I was heavily influenced, I have to say, by one particular ripple blanket that Sonia of Fabric and Flowers has been making this year although she has drawn her inspiration from the sky rather than the sea. Sonia has hooked, is still hooking, month by month, the colours of the skies of 2012 into a blanket. A hooky snapshot of a year's horizons. She doesn't know what the next months' rows will look like because who knows what skies will unfold to dictate them? She has sensibly limited her colour palette to a predetermined selection of blues, greys and whites so there is an overall unity but also an exciting unpredictability as to what will emerge. I absolutely love this approach. I think the technical name for it is "Conceptual Knitting" or rather "Conceptual Crochet". Whatever its name,  I find it energising and free-flowingly creative in a most inspiring way and, well, I think it's art as it should be. You can read about Sonia's sky blanket's journey here. Sonia began her blanket at the beginning of January so she only has another four months to go and then she can snuggle under 2012 quite literally!
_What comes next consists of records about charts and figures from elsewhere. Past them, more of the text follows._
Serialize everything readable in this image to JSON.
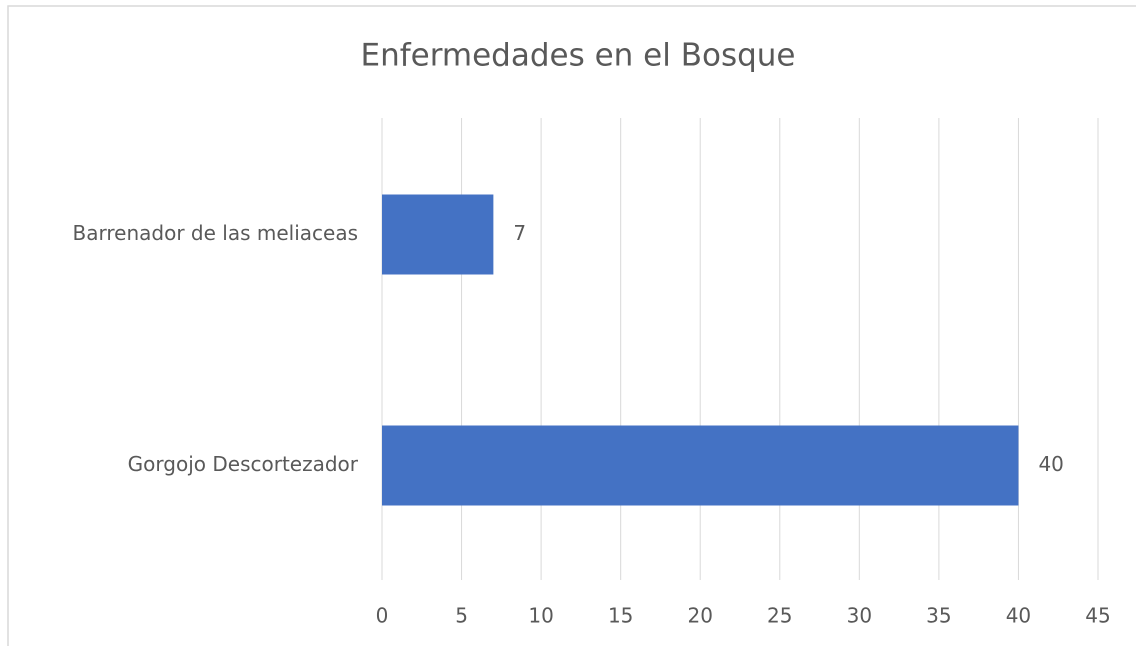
{
  "chart_data": {
    "type": "bar",
    "orientation": "horizontal",
    "title": "Enfermedades en el Bosque",
    "categories": [
      "Barrenador de las meliaceas",
      "Gorgojo Descortezador"
    ],
    "values": [
      7,
      40
    ],
    "color": "#4472c4",
    "xlim": [
      0,
      45
    ],
    "xticks": [
      0,
      5,
      10,
      15,
      20,
      25,
      30,
      35,
      40,
      45
    ],
    "grid": true
  }
}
If I lived by the sea I would love to use this approach. Going each day to observe and record the sea's colour and mood and to weave those colours (or rather hook them) into place. But as I don't live near the sea, I have regretfully had to abandon the idea and have more boringly decided to adopt a more predictable, but hopefully, interestingly varied, colour palette.
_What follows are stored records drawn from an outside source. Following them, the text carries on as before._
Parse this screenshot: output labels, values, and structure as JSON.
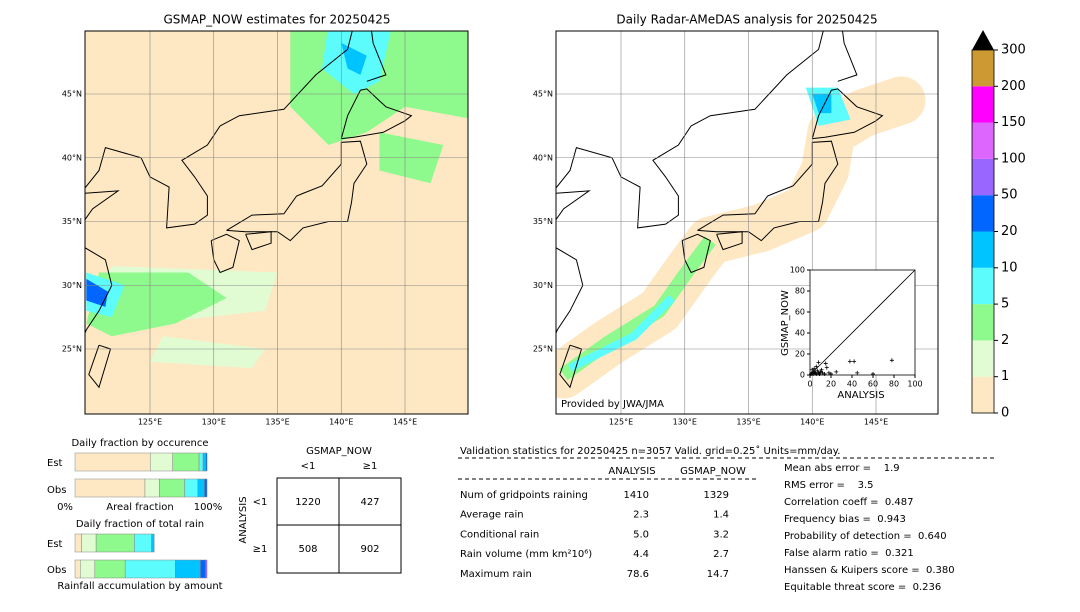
{
  "left_map": {
    "title": "GSMAP_NOW estimates for 20250425",
    "lat_labels": [
      "45°N",
      "40°N",
      "35°N",
      "30°N",
      "25°N"
    ],
    "lon_labels": [
      "125°E",
      "130°E",
      "135°E",
      "140°E",
      "145°E"
    ]
  },
  "right_map": {
    "title": "Daily Radar-AMeDAS analysis for 20250425",
    "lat_labels": [
      "45°N",
      "40°N",
      "35°N",
      "30°N",
      "25°N"
    ],
    "lon_labels": [
      "125°E",
      "130°E",
      "135°E",
      "140°E",
      "145°E"
    ],
    "credit": "Provided by JWA/JMA"
  },
  "colorbar": {
    "ticks": [
      0,
      1,
      2,
      5,
      10,
      20,
      50,
      100,
      150,
      200,
      300
    ],
    "colors": [
      "#fee8c3",
      "#e1fcd3",
      "#8ef98c",
      "#5cfcfc",
      "#00c4ff",
      "#0066ff",
      "#9966ff",
      "#dd66ff",
      "#ff00ff",
      "#cc9933"
    ]
  },
  "scatter": {
    "type": "scatter",
    "xlabel": "ANALYSIS",
    "ylabel": "GSMAP_NOW",
    "xlim": [
      0,
      100
    ],
    "ylim": [
      0,
      100
    ],
    "xticks": [
      0,
      20,
      40,
      60,
      80,
      100
    ],
    "yticks": [
      0,
      20,
      40,
      60,
      80,
      100
    ],
    "x": [
      1,
      2,
      3,
      4,
      5,
      6,
      7,
      8,
      9,
      10,
      12,
      14,
      15,
      18,
      20,
      2,
      4,
      6,
      3,
      8,
      11,
      38,
      42,
      78,
      25,
      45,
      60,
      16,
      5,
      9
    ],
    "y": [
      1,
      2,
      1,
      3,
      2,
      1,
      4,
      2,
      1,
      3,
      2,
      1,
      11,
      2,
      1,
      5,
      6,
      8,
      3,
      12,
      5,
      13,
      13,
      14,
      3,
      2,
      1,
      7,
      2,
      1
    ]
  },
  "fraction": {
    "title_occurrence": "Daily fraction by occurence",
    "title_total": "Daily fraction of total rain",
    "est": "Est",
    "obs": "Obs",
    "axis_min": "0%",
    "axis_label": "Areal fraction",
    "axis_max": "100%",
    "footer": "Rainfall accumulation by amount",
    "occurrence_est": [
      57,
      17,
      20,
      3,
      2,
      1
    ],
    "occurrence_obs": [
      53,
      11,
      19,
      10,
      5,
      2
    ],
    "total_est": [
      5,
      11,
      29,
      13,
      2
    ],
    "total_obs": [
      4,
      11,
      23,
      38,
      19,
      4,
      1
    ]
  },
  "contingency": {
    "title": "GSMAP_NOW",
    "columns": [
      "<1",
      "≥1"
    ],
    "rows": [
      "<1",
      "≥1"
    ],
    "axis": "ANALYSIS",
    "cells": [
      [
        1220,
        427
      ],
      [
        508,
        902
      ]
    ]
  },
  "stats": {
    "header": "Validation statistics for 20250425  n=3057 Valid. grid=0.25˚ Units=mm/day.",
    "columns": [
      "ANALYSIS",
      "GSMAP_NOW"
    ],
    "rows": [
      [
        "Num of gridpoints raining",
        "1410",
        "1329"
      ],
      [
        "Average rain",
        "2.3",
        "1.4"
      ],
      [
        "Conditional rain",
        "5.0",
        "3.2"
      ],
      [
        "Rain volume (mm km²10⁶)",
        "4.4",
        "2.7"
      ],
      [
        "Maximum rain",
        "78.6",
        "14.7"
      ]
    ],
    "scores": [
      "Mean abs error =    1.9",
      "RMS error =    3.5",
      "Correlation coeff =  0.487",
      "Frequency bias =  0.943",
      "Probability of detection =  0.640",
      "False alarm ratio =  0.321",
      "Hanssen & Kuipers score =  0.380",
      "Equitable threat score =  0.236"
    ]
  }
}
From my preliminary sketches it quickly became apparent that to get the effect I was after, I was going to need a lot of colours.

Some were already in my stash which was a good start. But there was no doubt but that a few additions to the yarn mountain under my bed were also going to be required! All good clean fun but of course this lovely yarn stuff isn't cheap. So I have been buying it frugally, (all things are relative!), in instalments, with left over birthday money and some repaid expenses money over the last month. I now have twenty seven glorious sea colours and I've had to make a colour swatch card to keep track of what colours are going to go alongside others. Janice of childhood, uninterrupted gave me the idea of the colour swatch card in her post here and it's fantastic. Can't think why I didn't do this before when juggling umpteen colours and trying to remember what order I'd decided they were supposed to go in.
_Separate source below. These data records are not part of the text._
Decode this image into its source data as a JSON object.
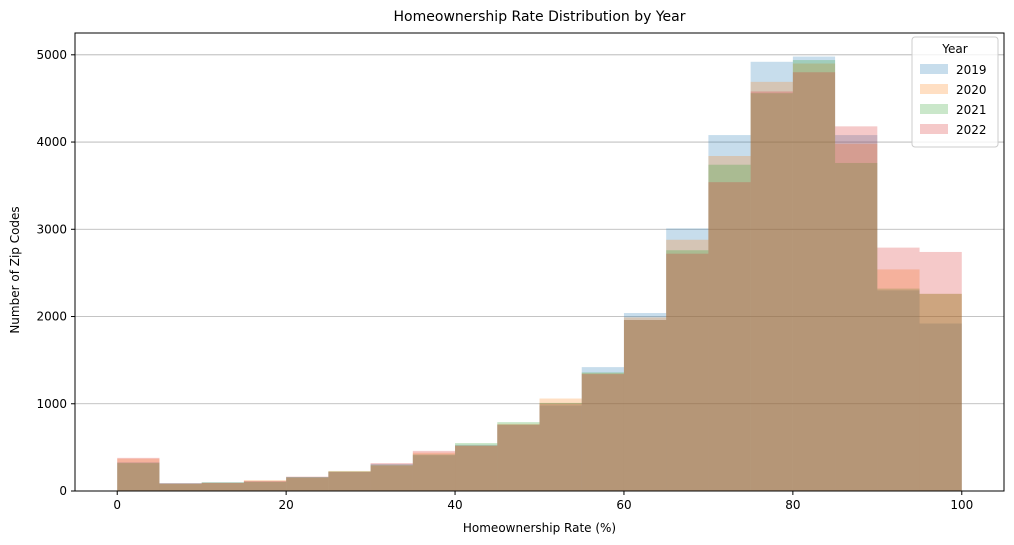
{
  "chart_data": {
    "type": "histogram",
    "title": "Homeownership Rate Distribution by Year",
    "xlabel": "Homeownership Rate (%)",
    "ylabel": "Number of Zip Codes",
    "xlim": [
      -5,
      105
    ],
    "ylim": [
      0,
      5250
    ],
    "x_ticks": [
      0,
      20,
      40,
      60,
      80,
      100
    ],
    "y_ticks": [
      0,
      1000,
      2000,
      3000,
      4000,
      5000
    ],
    "grid": "horizontal",
    "bin_edges": [
      0,
      5,
      10,
      15,
      20,
      25,
      30,
      35,
      40,
      45,
      50,
      55,
      60,
      65,
      70,
      75,
      80,
      85,
      90,
      95,
      100
    ],
    "legend": {
      "title": "Year",
      "position": "top-right"
    },
    "series": [
      {
        "name": "2019",
        "color": "#1f77b4",
        "values": [
          330,
          90,
          100,
          110,
          160,
          220,
          310,
          410,
          530,
          760,
          980,
          1420,
          2040,
          3010,
          4080,
          4920,
          4980,
          4080,
          2300,
          1920
        ]
      },
      {
        "name": "2020",
        "color": "#ff7f0e",
        "values": [
          370,
          80,
          95,
          125,
          150,
          230,
          290,
          440,
          520,
          770,
          1060,
          1350,
          1990,
          2880,
          3840,
          4690,
          4900,
          3980,
          2540,
          2260
        ]
      },
      {
        "name": "2021",
        "color": "#2ca02c",
        "values": [
          320,
          85,
          98,
          105,
          160,
          225,
          300,
          420,
          550,
          790,
          1010,
          1360,
          1960,
          2760,
          3740,
          4560,
          4940,
          3760,
          2320,
          2260
        ]
      },
      {
        "name": "2022",
        "color": "#d62728",
        "values": [
          380,
          90,
          92,
          115,
          165,
          220,
          320,
          460,
          520,
          760,
          1000,
          1340,
          1960,
          2720,
          3540,
          4580,
          4800,
          4180,
          2790,
          2740
        ]
      }
    ]
  }
}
Interestingly there are some colours outside my normal palette of sunny blues, pinks and bright pale greens - soft grey and ivory are in there, slatier and moodier blues and smudgier greens than my normal choices figure and there is even a soft, neutral buff colour, unappetisingly called "String" which I would never normally go for. As I said in my post on my dahlia cushion, working with colours very much outside my normal palette has changed my perspective a bit. I like it. What next I wonder?!

My life-saving colour swatch chart made from holes punched in the side of a packet of Earl Grey tea
 with the name of each colour (and its code) carefully noted against each strand for when I need to re-order!
Anyway this homemade colour chart has saved a lot of trouble and means I can now vacuum the bedroom floor where previously the balls of yarn were all carefully laid out. Woe betide anyone who came in before and disturbed one of my arrangements with a careless shoe or a helpful hoover!

The first eleven colours of my twenty seven.
I won't be able to say that my blanket will be the sea of 2012 or 2013 in the way that Sonia will be able to say that hers is the sky of 2012 but I hope it will convey the essence of the changing seas of this year, next year, some time and ever. And in my land-locked existence it will be a happy reminder of the liminal possibilities that the changing sea reminds me of. "Everything is in flux" was the hallmark of one of ancient Greece's philosophers, Heraclitus. Profoundly true and good to be reminded of it sometimes. Nothing ever stays entirely the same; neither the good, the bad nor the indifferent. Living life to the full is often, I think, about learning to flow with that, rather than against it. So hopefully my blanket will carry a gentle philosophical reminder of that too!

The beginnings of my sea-change ripple.